La disposizione di cui al secondo comma si applica anche nel caso in cui il fatto sia avvenuto all’interno di ogni altro luogo ove venga esercitata un’attività professionale o imprenditoriale”.
La disposizione, già a una prima lettura, sembrerebbe molto chiara; tuttavia non si può sottacere la mancanza, nel nostro ordinamento, di una anche minima indicazione di casistica in cui la legittima difesa ricorra o meno; una sorta di linea-guida per il cittadino che, spesso, non è in grado neanche a priori di valutare la proporzionalità della propria difesa.
La grande critica, cavallo di battaglia di chi vorrebbe una presunzione di legittima difesa, riguarda le denunce con cui spesso si ritrova a fare i conti chi si è difeso nella propria abitazione. L’affermazione non è errata, ma sicuramente viene mal contestualizzata: come spesso accade quando si trattano fatti di cronaca, la narrazione di vicende inerenti casi di legittima difesa domestica si ferma all’apice del pathos, ossia al momento in cui chi si è difeso viene denunciato per lesioni e soprattutto per omicidio. Se si andasse oltre, però, si scoprirebbe che – spoiler – molto spesso i casi vengono archiviati o si concludono con l’assoluzione dell’imputato che si è legittimamente difeso.
Arrivati a questo punto della vicenda, però, la storia che alcuni cronisti e politici vogliono raccontare ha perso la propria presa sul pubblico; la parte del procedimento che porta all’assoluzione è il sequel sfigato di un film con un finale ben riuscito: lo rovinerebbe e comunque interesserebbe a pochi.
Alle stesse conclusioni si giunge in tema di sequestro di persona. Un altro timore ricorrente è quello di non poter bloccare in casa chi si è introdotto illegalmente nel proprio domicilio per consegnarlo alle forze dell’ordine, pena la denuncia per sequestro. Anche in questo caso, la vicenda si concluderebbe – altro spoiler – con un’archiviazione, sempre che i pubblici ufficiali siano avvisati senza indugiare e che nel frattempo l’intruso non sia violentato o torturato, dando vita ad una versione casalinga di “Saw – L’Enigmista”.
Qualunque problema dato da tempi processuali e certezza della pena, invece, risulta strutturale nel nostro ordinamento e non causato dalla legittima difesa, che ne risente come qualunque altra norma del codice penale.
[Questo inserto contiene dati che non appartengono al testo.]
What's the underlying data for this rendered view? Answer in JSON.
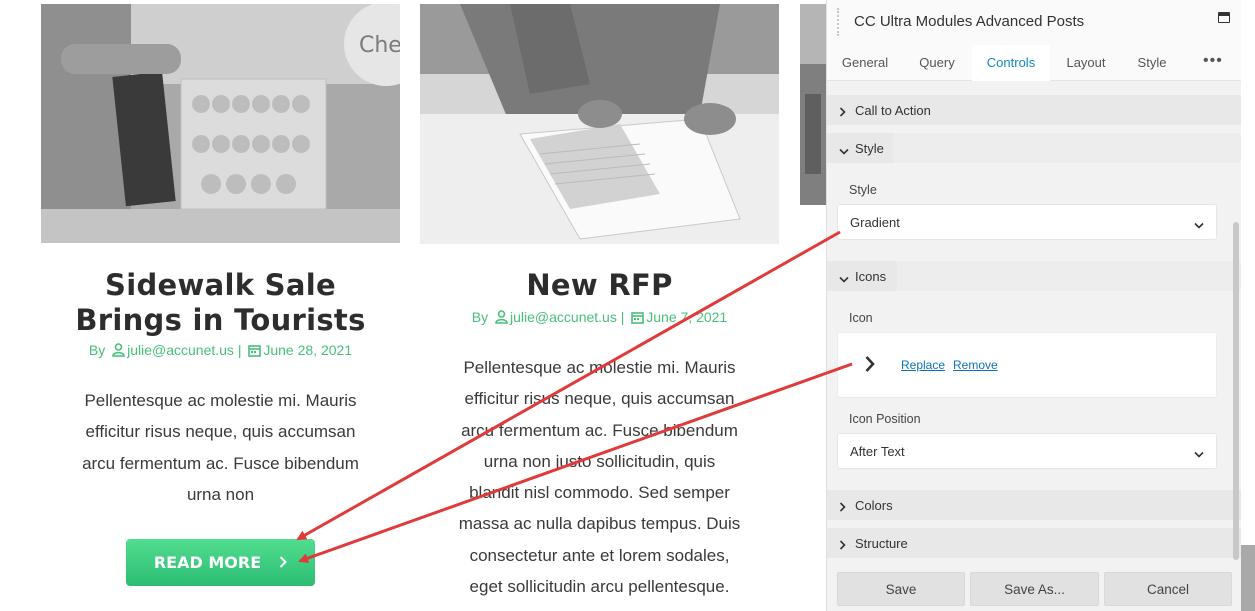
{
  "cards": [
    {
      "title_lines": [
        "Sidewalk Sale",
        "Brings in Tourists"
      ],
      "meta_by": "By",
      "meta_author": "julie@accunet.us",
      "meta_sep": "|",
      "meta_date": "June 28, 2021",
      "excerpt_lines": [
        "Pellentesque ac molestie mi. Mauris",
        "efficitur risus neque, quis accumsan",
        "arcu fermentum ac. Fusce bibendum",
        "urna non"
      ],
      "button_label": "READ MORE",
      "image_icon": "macaron-stand-photo"
    },
    {
      "title_lines": [
        "New RFP"
      ],
      "meta_by": "By",
      "meta_author": "julie@accunet.us",
      "meta_sep": "|",
      "meta_date": "June 7, 2021",
      "excerpt_lines": [
        "Pellentesque ac molestie mi. Mauris",
        "efficitur risus neque, quis accumsan",
        "arcu fermentum ac. Fusce bibendum",
        "urna non justo sollicitudin, quis",
        "blandit nisl commodo. Sed semper",
        "massa ac nulla dapibus tempus. Duis",
        "consectetur ante et lorem sodales,",
        "eget sollicitudin arcu pellentesque."
      ],
      "image_icon": "worker-clipboard-photo"
    }
  ],
  "panel": {
    "title": "CC Ultra Modules Advanced Posts",
    "tabs": [
      "General",
      "Query",
      "Controls",
      "Layout",
      "Style"
    ],
    "active_tab": "Controls",
    "sections": {
      "call_to_action": "Call to Action",
      "style": "Style",
      "icons": "Icons",
      "colors": "Colors",
      "structure": "Structure"
    },
    "fields": {
      "style_label": "Style",
      "style_value": "Gradient",
      "icon_label": "Icon",
      "icon_replace": "Replace",
      "icon_remove": "Remove",
      "icon_position_label": "Icon Position",
      "icon_position_value": "After Text"
    },
    "footer": {
      "save": "Save",
      "save_as": "Save As...",
      "cancel": "Cancel"
    }
  },
  "colors": {
    "accent_green": "#47c079",
    "button_gradient_top": "#52dd8f",
    "button_gradient_bottom": "#2bbd73",
    "active_tab_blue": "#0e8ac4",
    "arrow_red": "#e03a3a"
  }
}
L’irragionevolezza della presunzione di legittima difesa emerge anche dalla proposta del 2015 della Lega, in prima linea in questa battaglia. Il comma che vorrebbe aggiungere all’articolo 52 è il seguente:
“Si presume, altresì, che abbia agito per difesa legittima colui che compie un atto per respingere l’ingresso, mediante effrazione o contro la volontà del proprietario, con violenza o minaccia di uso di armi da parte di persona travisata o di più persone riunite, in un’abitazione privata, o in ogni altro luogo ove sia esercitata un’attività commerciale, professionale o imprenditoriale”.
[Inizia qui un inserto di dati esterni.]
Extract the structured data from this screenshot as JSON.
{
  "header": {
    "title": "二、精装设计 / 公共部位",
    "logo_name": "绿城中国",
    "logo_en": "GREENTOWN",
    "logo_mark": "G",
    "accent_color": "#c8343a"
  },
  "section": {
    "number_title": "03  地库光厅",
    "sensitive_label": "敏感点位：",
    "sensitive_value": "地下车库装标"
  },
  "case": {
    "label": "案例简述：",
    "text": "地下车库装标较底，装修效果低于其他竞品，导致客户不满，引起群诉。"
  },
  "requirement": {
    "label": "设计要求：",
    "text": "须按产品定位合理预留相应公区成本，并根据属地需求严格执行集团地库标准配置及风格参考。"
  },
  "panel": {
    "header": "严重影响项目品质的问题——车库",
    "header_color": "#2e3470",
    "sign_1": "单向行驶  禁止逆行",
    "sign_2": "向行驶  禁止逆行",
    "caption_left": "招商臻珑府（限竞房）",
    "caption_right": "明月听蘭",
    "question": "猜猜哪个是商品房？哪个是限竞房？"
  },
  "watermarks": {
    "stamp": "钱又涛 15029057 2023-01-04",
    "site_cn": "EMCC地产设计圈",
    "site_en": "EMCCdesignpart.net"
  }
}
Per rendere l’idea di cosa consentirebbe una simile disposizione farò, sinteticamente, due esempi:
- due fidanzati litigano, uno dei due va a casa dell’altro per chiarire ma quest’ultimo non vuole il partner nella propria abitazione. Cerca comunque di entrare per spiegarsi contro la volontà del proprietario, che innervosito decide di sparare al compagno. La legge non punirebbe chi ha ucciso;
- un venditore porta a porta bussa al campanello cercando di concludere un affare. Il padrone di casa apre, il venditore, insistente e poco simpatico, cerca di entrare un attimo per spiegare la propria offerta. Dopo un paio di inviti ad andarsene, il padrone di casa si spazientisce e gli spara. La legge non lo punirebbe, i venditori porta a porta scomparirebbero e verrebbero a mancare altri posti di lavoro, in barba alle promesse elettorali di cui sopra.
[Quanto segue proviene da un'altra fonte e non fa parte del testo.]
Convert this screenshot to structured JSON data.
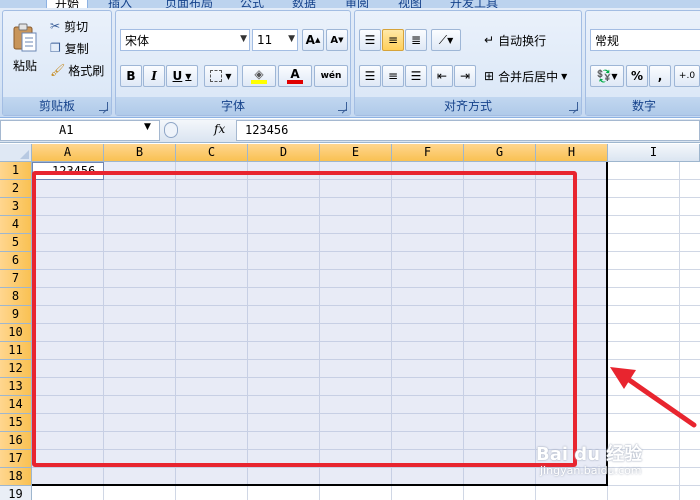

Una proposta del genere, tornando seri, sarebbe dichiarata incostituzionale dalla Consulta alla prima occasione utile. Non molto meglio sta facendo il PD con la propria proposta di legge. Il partito di sinistra andrebbe a toccare non l’articolo 52, bensì il 59, che parla di circostanze non conosciute ed erroneamente supposte.
La legge prevede infatti che, se chi agisce ritenga erroneamente e senza colpa che sussista una causa di esclusione della punibilità, questa viene comunque valutata a suo favore. Classica applicazione pratica di questa regola: una persona spara, per difendersi, ad un’altra che impugnava un’arma giocattolo, convinto che questa sia vera. Chi ha sparato verrà assolto, sulla base di quella che viene chiamata legittima difesa putativa.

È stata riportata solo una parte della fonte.